Film yang berlatar di Jawa Barat pada akhir tahun 80-an dan awal 90-an ini berkisah tentang Ajo Kawir (Marthino Lio), seorang jagoan yang tak takut mati. Namun, ia memiliki sebuah rahasia besar, yaitu dia impoten.

Semua orang di kabupaten tempat tinggal Ajo Kawir tahu bahwa dia tidak bisa "tampil" secara seksual. Hal itu mendorong Ajo untuk tak takut bertarung terus-terusan untuk membuktikan dia cukup jantan untuk segalanya. Ia -- sang jagoan kampung yang terjebak dengan ekspektasinya sebagai laki-laki di dunia maskulin.

Ajo, seperti yang diketahui, adalah seorang preman sewaan murahan yang dikirim untuk membuat keributan besar berskala lokal. Dalam perjalanannya, ia bertemu dengan wanita tangguh bernama Iteung (Ladya Cheryl).

Baca juga: "Seperti Dendam" simbol bangkitnya perfilman di tengah pandemi

Saat keduanya bertarung dalam serangkaian pertempuran, mereka jatuh cinta. Ajo malu tentang hubungan mengingat kondisinya. Namun, seiring berjalannya waktu, Iteung pun menginginkan dia untuk menjadi suaminya.
"Seperti Dendam, Rindu Harus Dibayar Tuntas" (2021). (ANTARA/Palari Films)

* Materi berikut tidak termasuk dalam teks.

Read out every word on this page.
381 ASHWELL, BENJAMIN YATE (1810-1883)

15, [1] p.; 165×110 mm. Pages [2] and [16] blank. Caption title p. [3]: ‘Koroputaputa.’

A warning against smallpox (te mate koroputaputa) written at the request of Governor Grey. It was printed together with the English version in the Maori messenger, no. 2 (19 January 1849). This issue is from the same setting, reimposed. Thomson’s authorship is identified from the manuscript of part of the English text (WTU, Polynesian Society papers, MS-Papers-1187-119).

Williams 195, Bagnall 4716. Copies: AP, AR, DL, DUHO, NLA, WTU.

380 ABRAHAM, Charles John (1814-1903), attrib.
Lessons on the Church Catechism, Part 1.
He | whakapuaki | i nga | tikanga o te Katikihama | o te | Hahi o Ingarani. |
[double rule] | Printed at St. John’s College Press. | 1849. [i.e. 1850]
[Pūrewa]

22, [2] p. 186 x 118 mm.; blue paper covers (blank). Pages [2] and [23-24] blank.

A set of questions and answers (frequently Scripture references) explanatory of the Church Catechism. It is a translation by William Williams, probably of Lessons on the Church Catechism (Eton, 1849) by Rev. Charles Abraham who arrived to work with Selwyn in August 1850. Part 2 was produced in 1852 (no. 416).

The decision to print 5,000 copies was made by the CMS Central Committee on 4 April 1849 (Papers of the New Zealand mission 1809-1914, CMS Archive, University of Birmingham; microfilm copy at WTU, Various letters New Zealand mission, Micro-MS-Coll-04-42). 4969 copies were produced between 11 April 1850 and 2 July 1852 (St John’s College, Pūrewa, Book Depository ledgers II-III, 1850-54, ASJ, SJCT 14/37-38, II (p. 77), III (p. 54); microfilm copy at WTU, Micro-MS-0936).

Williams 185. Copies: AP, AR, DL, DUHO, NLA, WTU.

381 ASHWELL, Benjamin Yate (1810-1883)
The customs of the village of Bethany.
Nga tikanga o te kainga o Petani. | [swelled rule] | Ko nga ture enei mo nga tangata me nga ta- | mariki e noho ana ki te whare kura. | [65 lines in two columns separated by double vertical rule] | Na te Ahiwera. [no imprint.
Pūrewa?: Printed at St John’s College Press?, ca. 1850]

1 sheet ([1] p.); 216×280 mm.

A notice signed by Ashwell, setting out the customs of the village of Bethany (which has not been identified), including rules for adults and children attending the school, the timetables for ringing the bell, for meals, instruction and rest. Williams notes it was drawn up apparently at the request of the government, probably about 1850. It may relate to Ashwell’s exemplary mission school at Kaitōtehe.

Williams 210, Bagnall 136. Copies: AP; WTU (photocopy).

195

Iteung juga punya traumanya sendiri sebagai perempuan yang harus hidup di dunia yang maskulin. Iteung tumbuh untuk berani mengambil risiko dan keputusannya sendiri yang menjadikannya seorang tak kalah kuat.

Preman lain bernama Budi (Reza Rahadian) juga naksir Iteung dan berniat untuk menyabotase Ajo serta mempermalukannya dengan mendirikan bisnis penjualan minyak lintah dengan klaim menyembuhkan impotensi.

Hubungan tersebut lalu menjadi lebih rumit. Akankah Ajo menjalani kehidupan yang bahagia bersama Iteung dan, pada akhirnya, berdamai dengan dirinya?

Karena memiliki protagonis seorang preman, film banyak membawa elemen film aksi di dalamnya. Meski demikian, alih-alih menjadi sorotan utama dalam film, adegan bertarung yang dikemas dengan apik ini rasanya menjadi bumbu pelengkap dari premis utama dari film -- tentang maskulinitas yang toksik.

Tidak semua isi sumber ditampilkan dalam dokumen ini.